An otherwise Functional Silvia is on my bench.
It was blowing the electrics at a friends flat. This is a new place with ground fault protection built into the fuse board.

I have to assume that the element outer is cracked somewhere though not visible. The element itself is intact, heating and reasonable dc resistance for stated power rating. Boiler is the earlier one with integral element.

The element to ground gives different measurements depending on which way around I do it using a multimeter. One way 2M+Ohms (potentially a pass) the other way is a lot lower and definitely the reason for the fail. Which makes me think it would present almost as a diode leaking on one half of the mains cycle. A fail anyway. Maybe the Ceramic insulator turns into a semiconductor when wet. Mentioning here as a basic test with a multimeter could potentially miss this.

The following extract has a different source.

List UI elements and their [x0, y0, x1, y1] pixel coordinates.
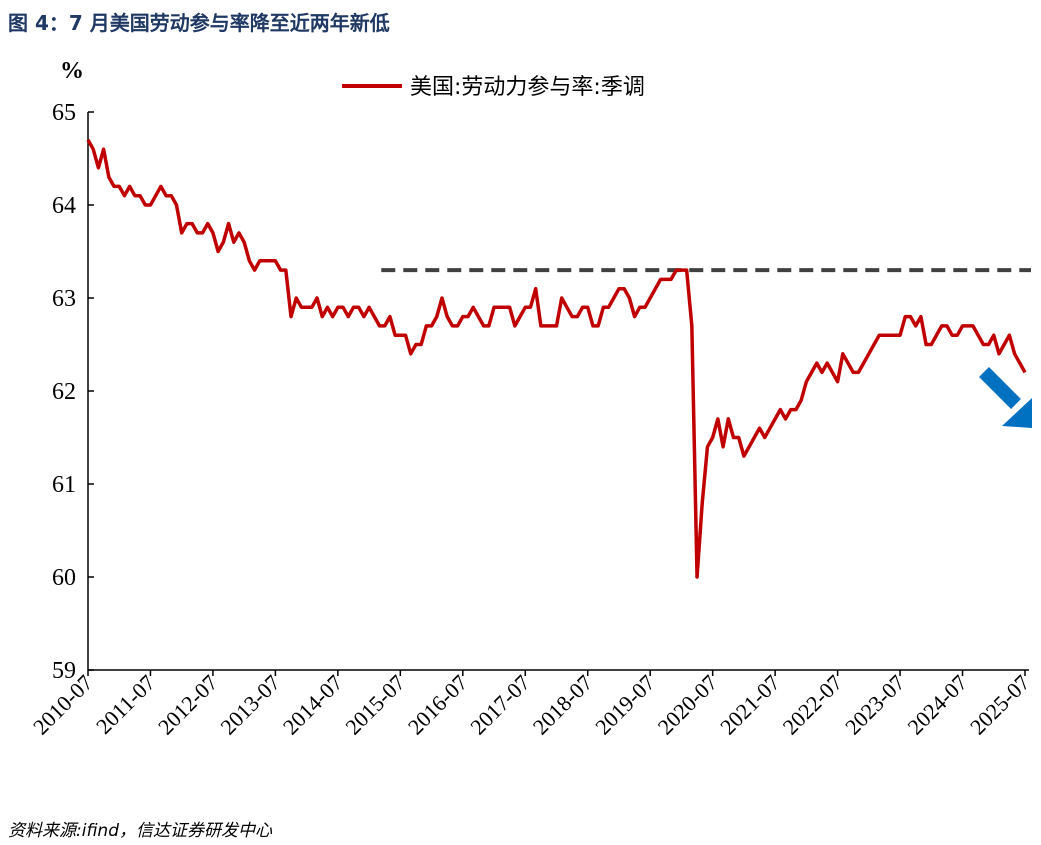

Looking for a new boiler, element, pipe, gaskets etc I think, assuming a newer boiler (&pipe) will happily sit on the existing hardware. They appear to have been sensible in that sort of thing.
Anyone got suggestion of best place to buy from?


----------



## richardhx (Oct 2, 2019)

Good to see how people do not always get a reply. Perhaps it looked like I had it all sorted out...
Anyway. Worth looking on this forum as found Frank at Ferrari- Espresso very helpful after looking around at parts. Definitely worth talking to especially as my first coffee machine refurb.

Gave the frame a refresh with some paint as well as new rubber feet. Cut out the old element and put in a new element in place of the braised or welded in one. wiring was in pretty good condition but replaced one wire for easier fitting. These coffee machines really need a filter inline from the water tank.

In future, I think I would recommend just doing the whole boiler swap out, though that would have gotten close to the price of a newer albeit still second hand version. I look forward to learning about the next coffee machine I have to take apart ( that one is going to be a plumbed in commercial one).


----------